The Needed Approach and a Daunting Task
How can Communications and Marketing staff of the players ensure the institutionalisation of the Chief Executive Officers’ voice in earning the expected recognition and position the value in the industry? Answers to this question lies with the staff’s understanding of the right processes, people and media needed to communicate the change. In our analysis, we have discovered that the staff need to employ Engaged Scholarship Approach. This is imperative because the industry is knowledge-intensive.

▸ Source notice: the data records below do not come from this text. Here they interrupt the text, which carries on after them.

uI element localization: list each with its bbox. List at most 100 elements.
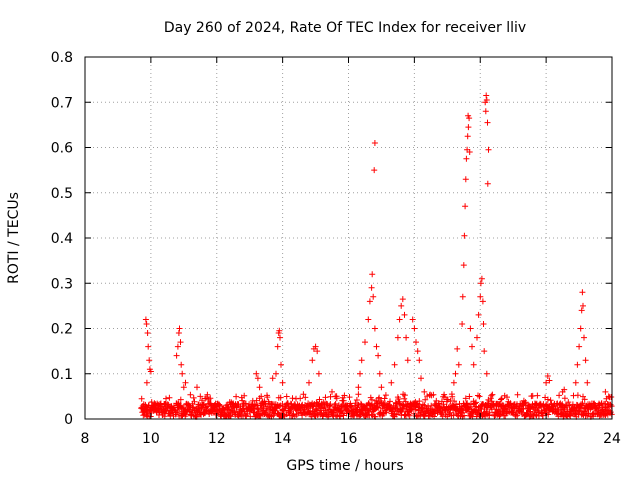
data-point <box>575 409 582 415</box>
data-point <box>276 327 283 334</box>
data-point <box>421 388 428 395</box>
data-point <box>450 379 457 386</box>
data-point <box>357 400 364 407</box>
data-point <box>138 395 145 402</box>
data-point <box>258 393 265 400</box>
data-point <box>187 391 194 398</box>
data-point <box>544 396 551 403</box>
data-point <box>276 403 283 410</box>
data-point <box>409 316 416 323</box>
data-point <box>484 180 491 187</box>
data-point <box>437 404 444 411</box>
data-point <box>466 149 473 155</box>
data-point <box>455 361 462 368</box>
data-point <box>161 413 168 420</box>
data-point <box>418 375 424 382</box>
data-point <box>430 391 437 398</box>
data-point <box>175 330 182 336</box>
data-point <box>461 412 467 419</box>
data-point <box>483 408 490 415</box>
data-point <box>469 343 475 350</box>
data-point <box>279 379 286 386</box>
data-point <box>355 384 362 391</box>
data-point <box>401 395 408 402</box>
data-point <box>546 377 553 384</box>
data-point <box>177 339 184 346</box>
data-point <box>369 271 376 278</box>
data-point <box>478 275 485 282</box>
data-point <box>174 408 181 415</box>
data-point <box>578 307 585 314</box>
y-tick-label: 0.5 <box>51 186 73 202</box>
data-point <box>174 343 181 350</box>
data-point <box>461 232 468 239</box>
data-point <box>463 155 470 162</box>
data-point <box>207 395 214 402</box>
data-point <box>459 293 466 300</box>
data-point <box>315 370 322 377</box>
data-point <box>370 293 377 300</box>
data-point <box>375 352 382 359</box>
x-tick-label: 20 <box>471 431 489 447</box>
x-tick-labels: 8 10 12 14 16 18 20 22 24 <box>81 431 621 447</box>
data-point <box>483 97 490 103</box>
data-point <box>475 311 482 318</box>
data-point <box>242 400 249 407</box>
data-point <box>464 400 471 407</box>
data-point <box>388 379 395 386</box>
data-point <box>180 384 187 391</box>
data-point <box>314 348 321 355</box>
data-point <box>582 357 589 364</box>
data-point <box>416 357 423 364</box>
data-point <box>277 334 283 341</box>
data-point <box>413 339 419 346</box>
data-point <box>176 325 183 332</box>
data-point <box>474 334 480 341</box>
data-point <box>376 370 383 377</box>
data-point <box>362 339 368 346</box>
data-point <box>371 167 378 174</box>
data-point <box>565 399 572 406</box>
data-point <box>539 412 546 419</box>
data-point <box>341 392 348 399</box>
data-point <box>398 302 405 309</box>
data-point <box>465 112 472 119</box>
data-point <box>309 357 316 364</box>
data-point <box>574 392 581 399</box>
data-point <box>369 396 375 403</box>
data-point <box>444 396 451 403</box>
data-point <box>392 399 399 406</box>
data-point <box>302 394 309 401</box>
data-point <box>316 396 323 403</box>
data-point <box>306 379 312 386</box>
data-point <box>365 316 372 323</box>
data-point <box>373 343 380 350</box>
data-point <box>199 397 205 404</box>
data-point <box>310 402 317 409</box>
data-point <box>477 293 484 300</box>
data-point <box>441 391 448 398</box>
data-point <box>547 397 554 404</box>
data-point <box>206 411 213 417</box>
data-point <box>264 394 271 401</box>
data-point <box>147 368 154 375</box>
data-point <box>479 298 486 305</box>
data-point <box>142 316 149 323</box>
data-point <box>470 361 477 368</box>
data-point <box>422 396 429 403</box>
data-point <box>605 393 612 400</box>
y-tick-label: 0.7 <box>51 95 73 111</box>
data-point <box>495 407 502 414</box>
data-point <box>581 334 587 341</box>
data-point <box>459 321 466 327</box>
data-point <box>277 394 284 401</box>
data-point <box>274 343 281 350</box>
data-point <box>466 393 473 400</box>
y-axis-label: ROTI / TECUs <box>6 192 22 284</box>
data-point <box>462 176 469 183</box>
data-point <box>452 370 459 377</box>
gridlines <box>85 57 612 419</box>
data-point <box>340 397 347 404</box>
data-point <box>602 388 609 395</box>
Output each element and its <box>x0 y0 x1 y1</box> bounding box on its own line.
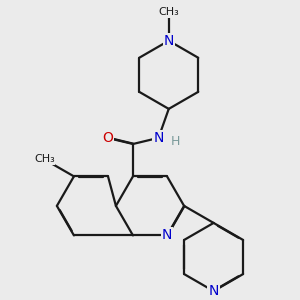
Text: N: N <box>208 284 219 298</box>
Text: CH₃: CH₃ <box>34 154 55 164</box>
Text: N: N <box>153 131 164 145</box>
Text: O: O <box>102 131 113 145</box>
Text: CH₃: CH₃ <box>158 7 179 17</box>
Text: N: N <box>164 34 174 48</box>
Text: N: N <box>162 228 172 242</box>
Text: H: H <box>171 135 180 148</box>
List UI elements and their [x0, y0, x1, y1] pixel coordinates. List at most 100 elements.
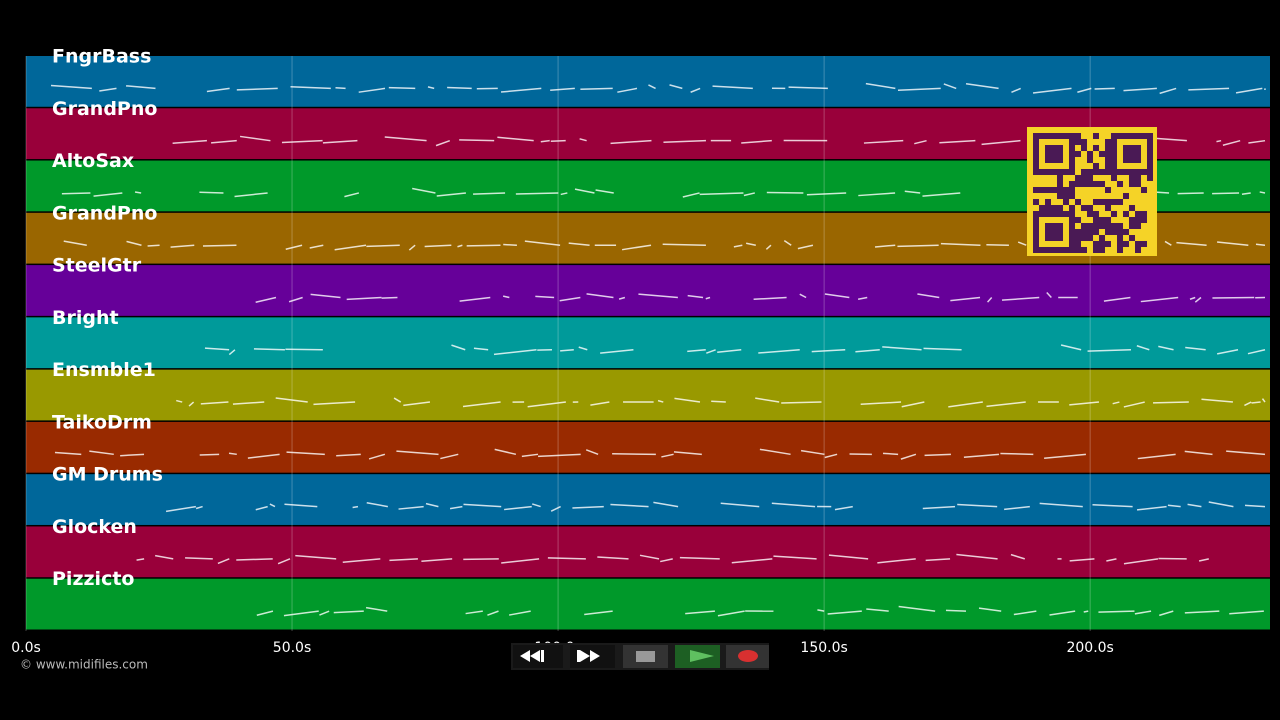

In other words, staff must be scholarly in their approach to engaging the CEOs, who have significant tacit knowledge because their years of experience in the industry. By being scholarly, we expect staff to have scientific means of exploring the views of the CEOs and convert them into valuable contents that portray the industry in the eyes of the public as the industry of choice for sustainable business and life.
The big issue sets in after exploring the CEOs’ views. In our experience, we have learnt that Communications and Marketing personnel are quicker in localising the voice of their CEO in individual’s contents more than contents’ that benefits the whole industry. We have also gained the experience that personnel do not know where the CEOs should join the conversation and share their (CEOs) thoughts about the issues that collectively affect the industry. Nevertheless, we have seen quite a number of contents where the voice of the CEOs has been properly included.  
To overcome this problem, our analysts note that it is essential to understand issues and needs the CEOs are most likely to discuss. What news articles do they read or make them react to issues and needs in other industries? Knowing these remain strategic ways of getting the attention of the CEOs and their readiness to willingly support content marketing programme that aims at improving the industry recognition and sustainable value positioning.
When their voices have been captured, our analysts suggest the use of Integrated Marketing Communication tools for dissemination, and vertical content distribution strategy.  The contents need to be distributed using blogs, companies’ official websites, electronic and print media. In some cases, it is better that the captured voices are used to position the CEOs as thought leaders in op-eds or on companies’ blogs. A typical example is Richard Branson, the Virgin Group founder, who has been expressing views on general issues and travels in the last few years. This has earned and still earning him a number of followers on social media, especially LinkedIn.
In Nigeria, we equally have a number of CEOs that could be emulated. Engineer Femi Akintunde, the Chief Executive Officer of Alpha Mead Group and Dr Henrietta Onwuegbuzie of the Lagos Business School, Lagos are among the professionals who lend their voice to the African Continental Free Trade Area (AfCFTA) agreement recently on a professional medium. Sijibomi Ogundele, the Chief Executive Officer of Sujimoto Construction Limited, a trusted one-stop solution provider in Real Estate and Hospitality, is another CEO, using his social media presence to position the Nigerian real estate industry in the last few years.
With the recent Advocacy Day launched by the International Facilities Management Association in collaboration with other stakeholders, the ground has further been prepared by the Association for Communications and Marketing personnel to form a synergy towards making the CEOs as engagement, entertainment and educational officers of the industry.